5 Research by the Energy Fair group has identified 11 existing or proposed subsidies for nuclear power. They are summarised in “Forms of support for nuclear power” (PDF, www.mng.org.uk/ns) and described more fully in the following two documents:
- “Subsidies for nuclear power in the UK government’s proposals for electricity market reform” (PDF, www.mng.org.uk/emrdoc).
- “Nuclear Subsidies” (PDF, www.mng.org.uk/nsubsidies).
6 With regard to the ‘carbon price floor’ (now part of the Finance Act 2011):
- In Parliament, the then Economic Secretary, Justine Greening MP, said on the 9th of May 2011: “The existing nuclear sector is likely to benefit by an average of £50 million per annum to 2030 due to higher wholesale electricity prices.”

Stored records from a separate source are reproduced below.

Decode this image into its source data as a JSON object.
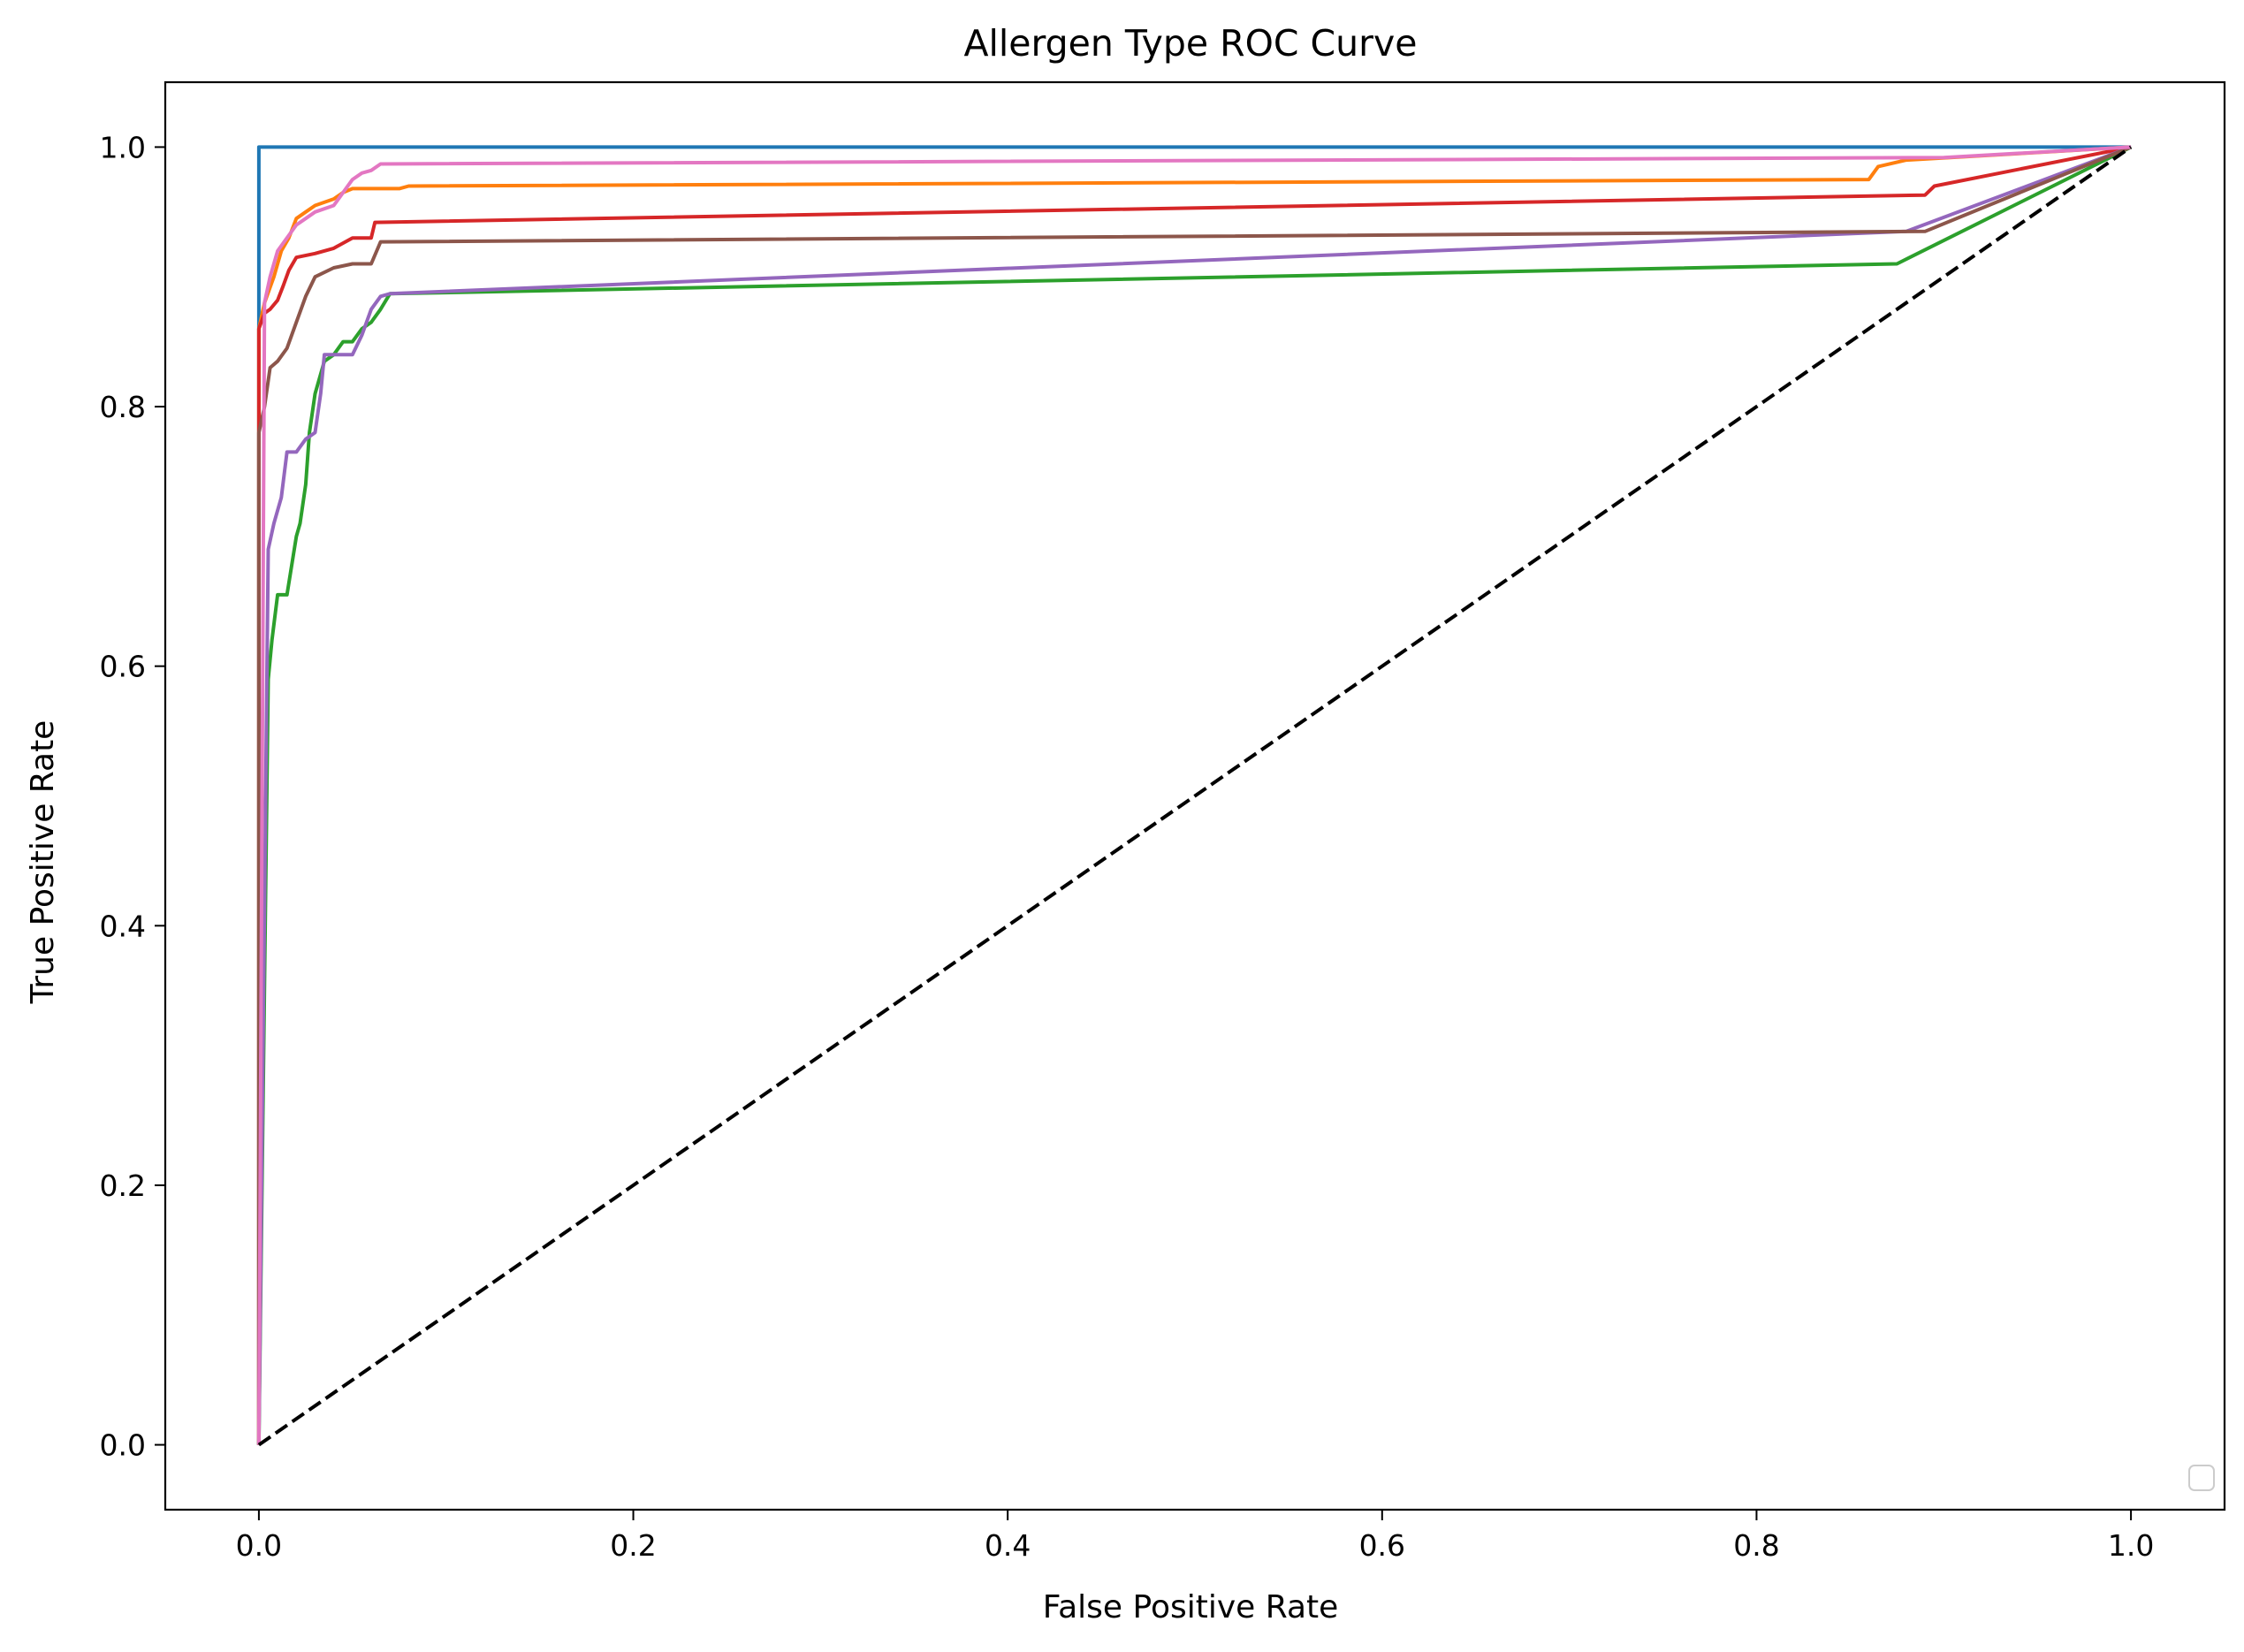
{
  "chart_data": {
    "type": "line",
    "title": "Allergen Type ROC Curve",
    "xlabel": "False Positive Rate",
    "ylabel": "True Positive Rate",
    "xlim": [
      -0.05,
      1.05
    ],
    "ylim": [
      -0.05,
      1.05
    ],
    "xticks": [
      0.0,
      0.2,
      0.4,
      0.6,
      0.8,
      1.0
    ],
    "yticks": [
      0.0,
      0.2,
      0.4,
      0.6,
      0.8,
      1.0
    ],
    "xtick_labels": [
      "0.0",
      "0.2",
      "0.4",
      "0.6",
      "0.8",
      "1.0"
    ],
    "ytick_labels": [
      "0.0",
      "0.2",
      "0.4",
      "0.6",
      "0.8",
      "1.0"
    ],
    "grid": false,
    "legend": {
      "placement": "lower right",
      "entries": []
    },
    "series": [
      {
        "color": "#1f77b4",
        "x": [
          0.0,
          0.0,
          1.0
        ],
        "y": [
          0.0,
          1.0,
          1.0
        ]
      },
      {
        "color": "#ff7f0e",
        "x": [
          0.0,
          0.0,
          0.003,
          0.008,
          0.012,
          0.016,
          0.02,
          0.025,
          0.03,
          0.04,
          0.045,
          0.05,
          0.075,
          0.08,
          0.86,
          0.865,
          0.88,
          1.0
        ],
        "y": [
          0.0,
          0.86,
          0.88,
          0.9,
          0.92,
          0.93,
          0.945,
          0.95,
          0.955,
          0.96,
          0.965,
          0.968,
          0.968,
          0.97,
          0.975,
          0.985,
          0.99,
          1.0
        ]
      },
      {
        "color": "#2ca02c",
        "x": [
          0.0,
          0.005,
          0.007,
          0.01,
          0.015,
          0.02,
          0.022,
          0.025,
          0.027,
          0.03,
          0.035,
          0.04,
          0.045,
          0.05,
          0.055,
          0.06,
          0.065,
          0.07,
          0.875,
          1.0
        ],
        "y": [
          0.0,
          0.59,
          0.62,
          0.655,
          0.655,
          0.7,
          0.71,
          0.74,
          0.78,
          0.81,
          0.835,
          0.84,
          0.85,
          0.85,
          0.86,
          0.865,
          0.875,
          0.887,
          0.91,
          1.0
        ]
      },
      {
        "color": "#d62728",
        "x": [
          0.0,
          0.0,
          0.003,
          0.006,
          0.01,
          0.013,
          0.016,
          0.02,
          0.03,
          0.04,
          0.05,
          0.06,
          0.062,
          0.89,
          0.895,
          1.0
        ],
        "y": [
          0.0,
          0.86,
          0.872,
          0.875,
          0.882,
          0.893,
          0.905,
          0.915,
          0.918,
          0.922,
          0.93,
          0.93,
          0.942,
          0.963,
          0.97,
          1.0
        ]
      },
      {
        "color": "#9467bd",
        "x": [
          0.0,
          0.005,
          0.008,
          0.012,
          0.015,
          0.02,
          0.025,
          0.03,
          0.033,
          0.035,
          0.04,
          0.05,
          0.055,
          0.06,
          0.065,
          0.07,
          0.88,
          1.0
        ],
        "y": [
          0.0,
          0.69,
          0.71,
          0.73,
          0.765,
          0.765,
          0.775,
          0.78,
          0.81,
          0.84,
          0.84,
          0.84,
          0.855,
          0.875,
          0.885,
          0.887,
          0.935,
          1.0
        ]
      },
      {
        "color": "#8c564b",
        "x": [
          0.0,
          0.0,
          0.003,
          0.006,
          0.01,
          0.015,
          0.02,
          0.025,
          0.03,
          0.04,
          0.05,
          0.06,
          0.065,
          0.89,
          1.0
        ],
        "y": [
          0.0,
          0.78,
          0.8,
          0.83,
          0.835,
          0.845,
          0.865,
          0.885,
          0.9,
          0.907,
          0.91,
          0.91,
          0.927,
          0.935,
          1.0
        ]
      },
      {
        "color": "#e377c2",
        "x": [
          0.0,
          0.0,
          0.003,
          0.006,
          0.01,
          0.015,
          0.02,
          0.025,
          0.03,
          0.04,
          0.045,
          0.05,
          0.055,
          0.06,
          0.065,
          0.9,
          1.0
        ],
        "y": [
          0.0,
          0.0,
          0.88,
          0.9,
          0.92,
          0.93,
          0.94,
          0.945,
          0.95,
          0.955,
          0.965,
          0.975,
          0.98,
          0.982,
          0.987,
          0.992,
          1.0
        ]
      },
      {
        "color": "#000000",
        "dashed": true,
        "x": [
          0.0,
          1.0
        ],
        "y": [
          0.0,
          1.0
        ]
      }
    ]
  }
}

- According to calculations by WWF and Greenpeace, the measure could result in windfall profits for existing nuclear generators of up to £3.43 billion between 2013 and 2026 (“Energy bills to rise as nuclear gets £3.43 billion for doing nothing”, WWF press release, 2011-02-14, www.wwf.org.uk/what_we_do/press_centre/?4629/Energy-bills-to-rise-as-nuclear-gets-343bn-for-doing-nothing).